After independence, the two countries could not live peacefully because of the disputed Kashmir territory. About 70% of Pakistan's water emanates from Kashmir, which makes it the "jugular vein", as the founding father of Pakistan once stated, for the agricultural country. The dispute has led the two countries to four full-scale wars since partition. In 1992, Indians demolished the 16th century Babri Mosque in Ayodhia and, in response, many famous pre-partition Hindu and Jain temples were destroyed in Pakistan.
Pakistani Christians are considered a remnant of the colonial past and are seen as guilty by association for the US war on terror. They have long complained that their own Pakistani Constitution refers to them with a word that carries great stigma: "Isai" (derived from "Isa", the Arabic word for "Jesus" in the Qur'an), which carries strong overtones with the "unclean", demeaning occupations done by the lowest castes, making them feel like second-class citizens.
The Ahmadi sect, declared as "non-Muslim" in a constitutional amendment in 1974, also suffers great stigma. Ahmadis are considered heretical liberals by other Pakistani Muslims and it is a crime for Ahmadis to refer to themselves as "Muslim" or to the use the word "mosque" for their place of worship, or even to say the Islamic greeting, "As-salāmu ʿalaykum" ("Peace be upon you"). Pakistan's notorious blasphemy laws are tied up in this discourse, further complicating the debate.
In recent years, Shiites too have been declared heretical by some of Pakistani's hard-line Sunni factions.
The 2014 Pew Research report, Religious Hostilities Reach Six-Year High, notes: "Among the world's 25 most populous countries, Egypt, Indonesia, Russia, Pakistan and Myanmar stand out as having the most restrictions on religion when both government restrictions and social hostilities are taken into account."
WHY DO MOST PAKISTANI CHRISTIANS HAVE MENIAL JOBS?
|Christians account for just 2% of Pakistan's 180 million population, and the vast majority are uneducated and have menial jobs, such as street sweeping or cleaning.
At the time of partition of the Indian subcontinent into India and Pakistan in 1947, hundreds of thousands of people crossed the newly created borders. Before partition, most Christians worked the land for their Sikh agricultural landlords. At partition, Hindus and Sikhs left for India and Muslims left for Pakistan. "At least 50,000 Christian families were rendered jobless in Pakistani Punjab after the lands evacuated by Sikhs were given to Muslim migrants," said Salamat Akhtar, a former professor of history. "These labourers had no choice but to seek employment in cities in whatever occupation was available."
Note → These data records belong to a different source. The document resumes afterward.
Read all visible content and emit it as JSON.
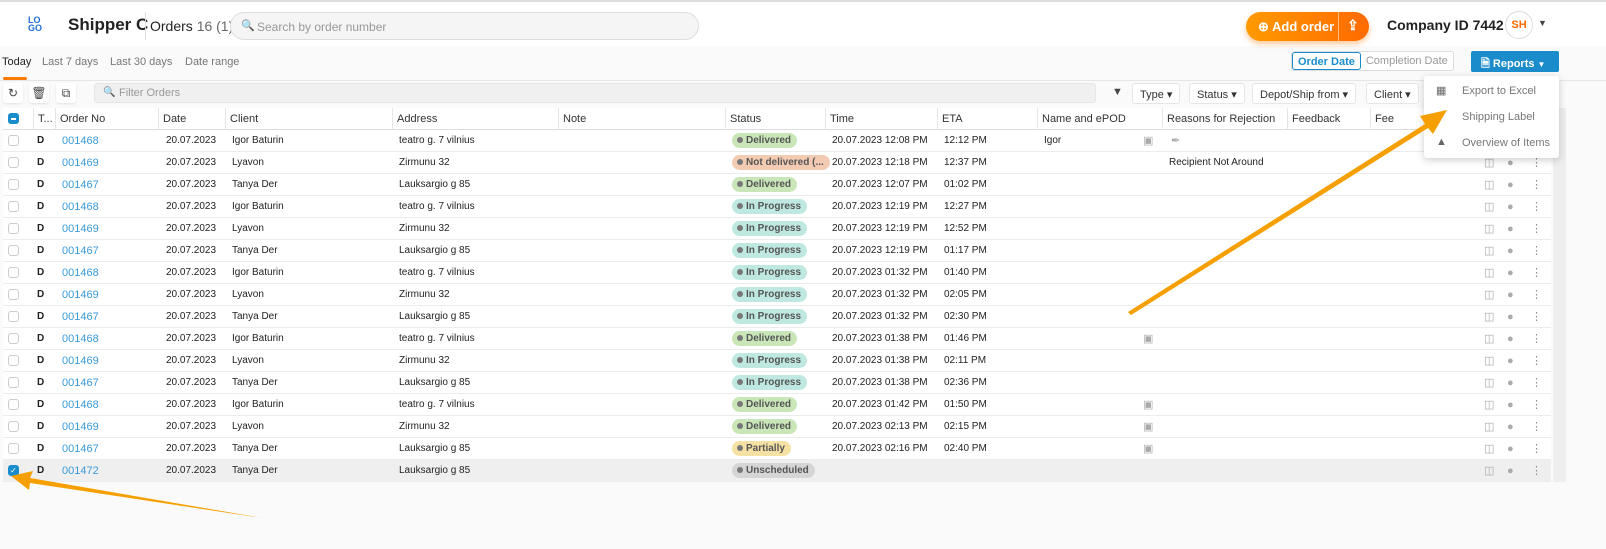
{
  "header": {
    "logo": "LOGO",
    "brand": "Shipper C",
    "orders_label": "Orders",
    "orders_count": "16 (1)",
    "search_placeholder": "Search by order number",
    "add_order": "Add order",
    "company": "Company ID 7442",
    "avatar": "SH"
  },
  "date_tabs": [
    "Today",
    "Last 7 days",
    "Last 30 days",
    "Date range"
  ],
  "date_toggle": {
    "order_date": "Order Date",
    "completion_date": "Completion Date"
  },
  "reports": {
    "label": "Reports",
    "menu": [
      "Export to Excel",
      "Shipping Label",
      "Overview of Items"
    ]
  },
  "toolbar": {
    "filter_placeholder": "Filter Orders",
    "filters": [
      "Type",
      "Status",
      "Depot/Ship from",
      "Client"
    ]
  },
  "columns": [
    "T...",
    "Order No",
    "Date",
    "Client",
    "Address",
    "Note",
    "Status",
    "Time",
    "ETA",
    "Name and ePOD",
    "Reasons for Rejection",
    "Feedback",
    "Fee"
  ],
  "rows": [
    {
      "t": "D",
      "no": "001468",
      "date": "20.07.2023",
      "client": "Igor Baturin",
      "address": "teatro g. 7 vilnius",
      "status": "Delivered",
      "sc": "st-delivered",
      "time": "20.07.2023 12:08 PM",
      "eta": "12:12 PM",
      "name": "Igor",
      "epod": 2,
      "reason": ""
    },
    {
      "t": "D",
      "no": "001469",
      "date": "20.07.2023",
      "client": "Lyavon",
      "address": "Zirmunu 32",
      "status": "Not delivered (...",
      "sc": "st-notdel",
      "time": "20.07.2023 12:18 PM",
      "eta": "12:37 PM",
      "name": "",
      "epod": 0,
      "reason": "Recipient Not Around"
    },
    {
      "t": "D",
      "no": "001467",
      "date": "20.07.2023",
      "client": "Tanya Der",
      "address": "Lauksargio g 85",
      "status": "Delivered",
      "sc": "st-delivered",
      "time": "20.07.2023 12:07 PM",
      "eta": "01:02 PM",
      "name": "",
      "epod": 0,
      "reason": ""
    },
    {
      "t": "D",
      "no": "001468",
      "date": "20.07.2023",
      "client": "Igor Baturin",
      "address": "teatro g. 7 vilnius",
      "status": "In Progress",
      "sc": "st-inprog",
      "time": "20.07.2023 12:19 PM",
      "eta": "12:27 PM",
      "name": "",
      "epod": 0,
      "reason": ""
    },
    {
      "t": "D",
      "no": "001469",
      "date": "20.07.2023",
      "client": "Lyavon",
      "address": "Zirmunu 32",
      "status": "In Progress",
      "sc": "st-inprog",
      "time": "20.07.2023 12:19 PM",
      "eta": "12:52 PM",
      "name": "",
      "epod": 0,
      "reason": ""
    },
    {
      "t": "D",
      "no": "001467",
      "date": "20.07.2023",
      "client": "Tanya Der",
      "address": "Lauksargio g 85",
      "status": "In Progress",
      "sc": "st-inprog",
      "time": "20.07.2023 12:19 PM",
      "eta": "01:17 PM",
      "name": "",
      "epod": 0,
      "reason": ""
    },
    {
      "t": "D",
      "no": "001468",
      "date": "20.07.2023",
      "client": "Igor Baturin",
      "address": "teatro g. 7 vilnius",
      "status": "In Progress",
      "sc": "st-inprog",
      "time": "20.07.2023 01:32 PM",
      "eta": "01:40 PM",
      "name": "",
      "epod": 0,
      "reason": ""
    },
    {
      "t": "D",
      "no": "001469",
      "date": "20.07.2023",
      "client": "Lyavon",
      "address": "Zirmunu 32",
      "status": "In Progress",
      "sc": "st-inprog",
      "time": "20.07.2023 01:32 PM",
      "eta": "02:05 PM",
      "name": "",
      "epod": 0,
      "reason": ""
    },
    {
      "t": "D",
      "no": "001467",
      "date": "20.07.2023",
      "client": "Tanya Der",
      "address": "Lauksargio g 85",
      "status": "In Progress",
      "sc": "st-inprog",
      "time": "20.07.2023 01:32 PM",
      "eta": "02:30 PM",
      "name": "",
      "epod": 0,
      "reason": ""
    },
    {
      "t": "D",
      "no": "001468",
      "date": "20.07.2023",
      "client": "Igor Baturin",
      "address": "teatro g. 7 vilnius",
      "status": "Delivered",
      "sc": "st-delivered",
      "time": "20.07.2023 01:38 PM",
      "eta": "01:46 PM",
      "name": "",
      "epod": 1,
      "reason": ""
    },
    {
      "t": "D",
      "no": "001469",
      "date": "20.07.2023",
      "client": "Lyavon",
      "address": "Zirmunu 32",
      "status": "In Progress",
      "sc": "st-inprog",
      "time": "20.07.2023 01:38 PM",
      "eta": "02:11 PM",
      "name": "",
      "epod": 0,
      "reason": ""
    },
    {
      "t": "D",
      "no": "001467",
      "date": "20.07.2023",
      "client": "Tanya Der",
      "address": "Lauksargio g 85",
      "status": "In Progress",
      "sc": "st-inprog",
      "time": "20.07.2023 01:38 PM",
      "eta": "02:36 PM",
      "name": "",
      "epod": 0,
      "reason": ""
    },
    {
      "t": "D",
      "no": "001468",
      "date": "20.07.2023",
      "client": "Igor Baturin",
      "address": "teatro g. 7 vilnius",
      "status": "Delivered",
      "sc": "st-delivered",
      "time": "20.07.2023 01:42 PM",
      "eta": "01:50 PM",
      "name": "",
      "epod": 1,
      "reason": ""
    },
    {
      "t": "D",
      "no": "001469",
      "date": "20.07.2023",
      "client": "Lyavon",
      "address": "Zirmunu 32",
      "status": "Delivered",
      "sc": "st-delivered",
      "time": "20.07.2023 02:13 PM",
      "eta": "02:15 PM",
      "name": "",
      "epod": 1,
      "reason": ""
    },
    {
      "t": "D",
      "no": "001467",
      "date": "20.07.2023",
      "client": "Tanya Der",
      "address": "Lauksargio g 85",
      "status": "Partially",
      "sc": "st-partial",
      "time": "20.07.2023 02:16 PM",
      "eta": "02:40 PM",
      "name": "",
      "epod": 1,
      "reason": ""
    },
    {
      "t": "D",
      "no": "001472",
      "date": "20.07.2023",
      "client": "Tanya Der",
      "address": "Lauksargio g 85",
      "status": "Unscheduled",
      "sc": "st-unsched",
      "time": "",
      "eta": "",
      "name": "",
      "epod": 0,
      "reason": "",
      "selected": true
    }
  ],
  "colors": {
    "accent": "#1a8ccc",
    "brand_orange": "#ff7a00",
    "annotation_arrow": "#f5a000"
  }
}
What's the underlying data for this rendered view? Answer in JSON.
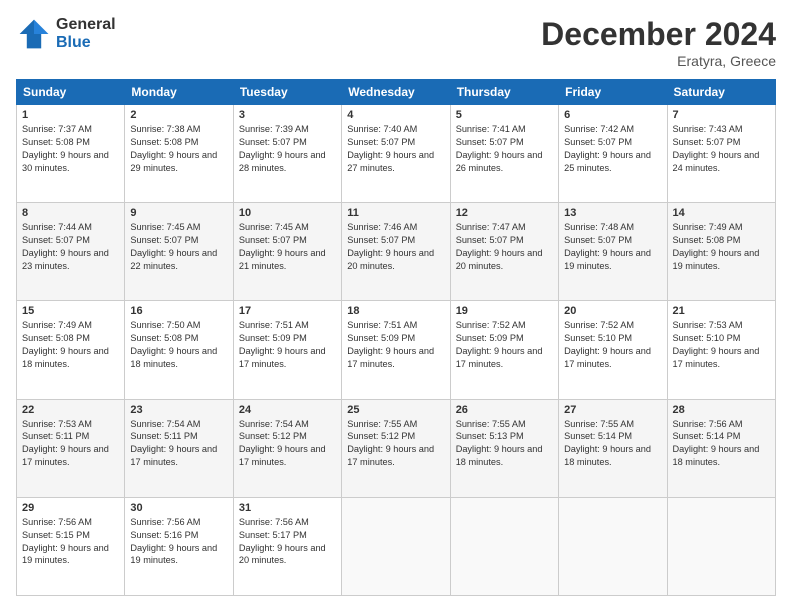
{
  "logo": {
    "general": "General",
    "blue": "Blue"
  },
  "header": {
    "month_year": "December 2024",
    "location": "Eratyra, Greece"
  },
  "weekdays": [
    "Sunday",
    "Monday",
    "Tuesday",
    "Wednesday",
    "Thursday",
    "Friday",
    "Saturday"
  ],
  "weeks": [
    [
      {
        "day": "1",
        "sunrise": "7:37 AM",
        "sunset": "5:08 PM",
        "daylight": "9 hours and 30 minutes."
      },
      {
        "day": "2",
        "sunrise": "7:38 AM",
        "sunset": "5:08 PM",
        "daylight": "9 hours and 29 minutes."
      },
      {
        "day": "3",
        "sunrise": "7:39 AM",
        "sunset": "5:07 PM",
        "daylight": "9 hours and 28 minutes."
      },
      {
        "day": "4",
        "sunrise": "7:40 AM",
        "sunset": "5:07 PM",
        "daylight": "9 hours and 27 minutes."
      },
      {
        "day": "5",
        "sunrise": "7:41 AM",
        "sunset": "5:07 PM",
        "daylight": "9 hours and 26 minutes."
      },
      {
        "day": "6",
        "sunrise": "7:42 AM",
        "sunset": "5:07 PM",
        "daylight": "9 hours and 25 minutes."
      },
      {
        "day": "7",
        "sunrise": "7:43 AM",
        "sunset": "5:07 PM",
        "daylight": "9 hours and 24 minutes."
      }
    ],
    [
      {
        "day": "8",
        "sunrise": "7:44 AM",
        "sunset": "5:07 PM",
        "daylight": "9 hours and 23 minutes."
      },
      {
        "day": "9",
        "sunrise": "7:45 AM",
        "sunset": "5:07 PM",
        "daylight": "9 hours and 22 minutes."
      },
      {
        "day": "10",
        "sunrise": "7:45 AM",
        "sunset": "5:07 PM",
        "daylight": "9 hours and 21 minutes."
      },
      {
        "day": "11",
        "sunrise": "7:46 AM",
        "sunset": "5:07 PM",
        "daylight": "9 hours and 20 minutes."
      },
      {
        "day": "12",
        "sunrise": "7:47 AM",
        "sunset": "5:07 PM",
        "daylight": "9 hours and 20 minutes."
      },
      {
        "day": "13",
        "sunrise": "7:48 AM",
        "sunset": "5:07 PM",
        "daylight": "9 hours and 19 minutes."
      },
      {
        "day": "14",
        "sunrise": "7:49 AM",
        "sunset": "5:08 PM",
        "daylight": "9 hours and 19 minutes."
      }
    ],
    [
      {
        "day": "15",
        "sunrise": "7:49 AM",
        "sunset": "5:08 PM",
        "daylight": "9 hours and 18 minutes."
      },
      {
        "day": "16",
        "sunrise": "7:50 AM",
        "sunset": "5:08 PM",
        "daylight": "9 hours and 18 minutes."
      },
      {
        "day": "17",
        "sunrise": "7:51 AM",
        "sunset": "5:09 PM",
        "daylight": "9 hours and 17 minutes."
      },
      {
        "day": "18",
        "sunrise": "7:51 AM",
        "sunset": "5:09 PM",
        "daylight": "9 hours and 17 minutes."
      },
      {
        "day": "19",
        "sunrise": "7:52 AM",
        "sunset": "5:09 PM",
        "daylight": "9 hours and 17 minutes."
      },
      {
        "day": "20",
        "sunrise": "7:52 AM",
        "sunset": "5:10 PM",
        "daylight": "9 hours and 17 minutes."
      },
      {
        "day": "21",
        "sunrise": "7:53 AM",
        "sunset": "5:10 PM",
        "daylight": "9 hours and 17 minutes."
      }
    ],
    [
      {
        "day": "22",
        "sunrise": "7:53 AM",
        "sunset": "5:11 PM",
        "daylight": "9 hours and 17 minutes."
      },
      {
        "day": "23",
        "sunrise": "7:54 AM",
        "sunset": "5:11 PM",
        "daylight": "9 hours and 17 minutes."
      },
      {
        "day": "24",
        "sunrise": "7:54 AM",
        "sunset": "5:12 PM",
        "daylight": "9 hours and 17 minutes."
      },
      {
        "day": "25",
        "sunrise": "7:55 AM",
        "sunset": "5:12 PM",
        "daylight": "9 hours and 17 minutes."
      },
      {
        "day": "26",
        "sunrise": "7:55 AM",
        "sunset": "5:13 PM",
        "daylight": "9 hours and 18 minutes."
      },
      {
        "day": "27",
        "sunrise": "7:55 AM",
        "sunset": "5:14 PM",
        "daylight": "9 hours and 18 minutes."
      },
      {
        "day": "28",
        "sunrise": "7:56 AM",
        "sunset": "5:14 PM",
        "daylight": "9 hours and 18 minutes."
      }
    ],
    [
      {
        "day": "29",
        "sunrise": "7:56 AM",
        "sunset": "5:15 PM",
        "daylight": "9 hours and 19 minutes."
      },
      {
        "day": "30",
        "sunrise": "7:56 AM",
        "sunset": "5:16 PM",
        "daylight": "9 hours and 19 minutes."
      },
      {
        "day": "31",
        "sunrise": "7:56 AM",
        "sunset": "5:17 PM",
        "daylight": "9 hours and 20 minutes."
      },
      null,
      null,
      null,
      null
    ]
  ]
}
He added that the government "deliberately pursued a policy to keep Christians in this occupation once they got trapped in it in 1947".
As President of the All Pakistan College Teachers' Association, he met the Education Secretary in Islamabad in 1980. "Not knowing I was a Christian, the Education Secretary said the government was worried that a large number of Christians were obtaining education," said Akhtar. "If all the Christians would be educated, then no-one would be left to sweep our roads and pick up garbage. The Secretary said the government was following a policy that only half of the Christians could become educated while the rest of them remain in this occupation."
"Most Pakistani Christians today still do the same work as their 'untouchable' ancestors: sweeping the streets and doing other menial jobs deemed ritually or literally unclean by higher-caste Hindus," wrote Ethan Casey for Christianity Today.
Afzal Masih, a Christian, told the Express Tribune: "I am a sweeper, my sons will be sweepers and, in the future, so will my grandsons."